2. Description of the Related Art
Recent information communication user environments have been suddenly ubiquitous. Thus, information society-based networks have been developed from existing fixed forms to variable forms. In addition, inventions of network node apparatuses have been increased to simply install, operate, and maintain network apparatuses. These apparatuses may be realized through a minimization of an optical-to-electric-to-optical transformation, efficiency of routing and wavelength allocation, optical switching and branching/coupling of channels of a control system.
FIG. 1 is schematic view illustrating a wavelength division multiplexing (WDM) optical communication network. Referring to FIG. 1, the WDM optical communication network may include a plurality of networks having different physical characteristics such as a used wavelength and a modulation method, i.e., a network A 10 and a network B 20. A node used inside a network having the same physical characteristic, i.e., a photonic cross-connector system, requires a switching function of transmitting signals input from different ports to a desired output port. When a signal of a network having a different physical characteristic, i.e., the network A 10, is connected to the network B 20, a node at a boundary between the networks A and B 10 and 20 requires a wavelength transformation, an optical reproduction, a change of a modulation method, etc. A node 8 shown in FIG. 1 must perform such a function.

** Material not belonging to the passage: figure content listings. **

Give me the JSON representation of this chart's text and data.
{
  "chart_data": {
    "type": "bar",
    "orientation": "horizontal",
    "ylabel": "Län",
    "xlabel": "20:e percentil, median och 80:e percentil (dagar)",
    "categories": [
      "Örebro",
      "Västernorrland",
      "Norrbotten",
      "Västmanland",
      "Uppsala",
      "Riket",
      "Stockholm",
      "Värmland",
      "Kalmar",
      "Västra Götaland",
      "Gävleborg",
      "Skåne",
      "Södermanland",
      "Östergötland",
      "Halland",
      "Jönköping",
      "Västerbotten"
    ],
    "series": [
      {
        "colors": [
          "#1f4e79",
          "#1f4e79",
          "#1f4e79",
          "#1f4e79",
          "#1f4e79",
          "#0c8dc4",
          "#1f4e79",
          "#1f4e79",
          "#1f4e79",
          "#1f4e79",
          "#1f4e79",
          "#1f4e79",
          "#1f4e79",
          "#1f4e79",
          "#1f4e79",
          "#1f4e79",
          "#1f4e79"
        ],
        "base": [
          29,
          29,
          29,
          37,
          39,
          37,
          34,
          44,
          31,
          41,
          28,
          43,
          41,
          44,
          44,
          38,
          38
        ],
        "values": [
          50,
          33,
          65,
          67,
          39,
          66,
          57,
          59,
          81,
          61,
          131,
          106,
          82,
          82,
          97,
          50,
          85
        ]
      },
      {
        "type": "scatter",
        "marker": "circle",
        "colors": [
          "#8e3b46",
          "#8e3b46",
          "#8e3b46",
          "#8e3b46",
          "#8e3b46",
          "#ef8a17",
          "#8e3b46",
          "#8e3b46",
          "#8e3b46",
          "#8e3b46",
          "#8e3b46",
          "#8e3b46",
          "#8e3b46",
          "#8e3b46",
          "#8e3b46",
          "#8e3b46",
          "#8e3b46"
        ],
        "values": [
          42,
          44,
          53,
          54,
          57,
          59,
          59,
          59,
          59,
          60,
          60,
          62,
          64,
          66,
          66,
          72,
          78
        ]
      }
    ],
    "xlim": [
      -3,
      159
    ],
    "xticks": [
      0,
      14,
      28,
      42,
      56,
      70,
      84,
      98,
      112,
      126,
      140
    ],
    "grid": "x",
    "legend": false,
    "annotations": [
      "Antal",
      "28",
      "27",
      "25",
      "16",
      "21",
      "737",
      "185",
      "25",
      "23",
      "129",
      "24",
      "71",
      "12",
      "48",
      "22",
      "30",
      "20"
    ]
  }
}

There is increased a demand for a multicasting method by which a signal generated in a departure is simultaneously transmitted to a plurality of destinations with the arrival of an Internet protocol television (IP-TV), a teleconference, a virtual private network (VPN), etc. In the multicasting method, a plurality of signals are not generated in a departure and not transmitted to a plurality of destinations. However, a signal is generated and then transmitted a predetermined distance through a common path and diverges from a divergence node to each destination. Thus, traffic of the optical communication network can be reduced.
For example, when a signal generated by a node 1 of the network A 10 is to be simultaneously transmitted to nodes 6 and 7, the signal is first transmitted through nodes 1, 4, and 5 and then copied and diverged from the node 5 into the nodes 6 and 7. Since an existing optical communication network through which an IP signal is transmitted does not provide a switching function, such multicasting is performed by an electrical IP router. Thus, a minimization of an optical-to-electric-to-optical transformation and efficiency of routing and wavelength allocation cannot be realized.
There is suggested a photonic cross-connector system which divides signals input through an optical fiber according to each wavelength, transmits the same wavelength of various wavelengths divided from different optical fibers to a switch, switches the wavelength according to each path, and transmits the wavelength. However, such a photonic cross-connector system does not perform an optical multicasting function and a modulation method conversion function. There is suggested a photonic cross-connector system which realizes a switch switching the same wavelengths to different paths to support a multicasting function with a split and delivery (SaD) including a plurality of optical couplers, a gate optical switch, and a 1:N optical switch. However, the photonic cross-connector system uses optical couplers, wherein the number of optical couplers is equal to the number of wavelengths. Thus, loss is very large, and a large number of optical switches must be used. Also, like the previously described photonic cross-connector system, the present photonic cross-connector system does not provide a function of multicasting to different wavelengths and a function of transforming a modulation method.
There is suggested a photonic cross-connector system which divides an input signal to two paths using a coupler, connects the one of the two paths to a drop path and the other one to a transmission path, and disallows the signal to be transmitted to the transmission path using a wavelength blocker or simultaneously transmits the signal to the drop and transmission paths so as to perform a multicasting function. However, the photonic cross-connector system limits each of input and output ports and does not provide a function of multicasting to different wavelengths and a function of transforming a modulation method.
An optical signal is frequently deteriorated during its transmission due to a chromatic dispersion of an optical fiber, a polarization mode dispersion, noise of an optical amplifier, etc. Thus, each node, i.e., a photonic cross-connector system, requires a function of regenerating a signal, transforming the signal into a clear signal, and transmitting the clear signal to a destination port.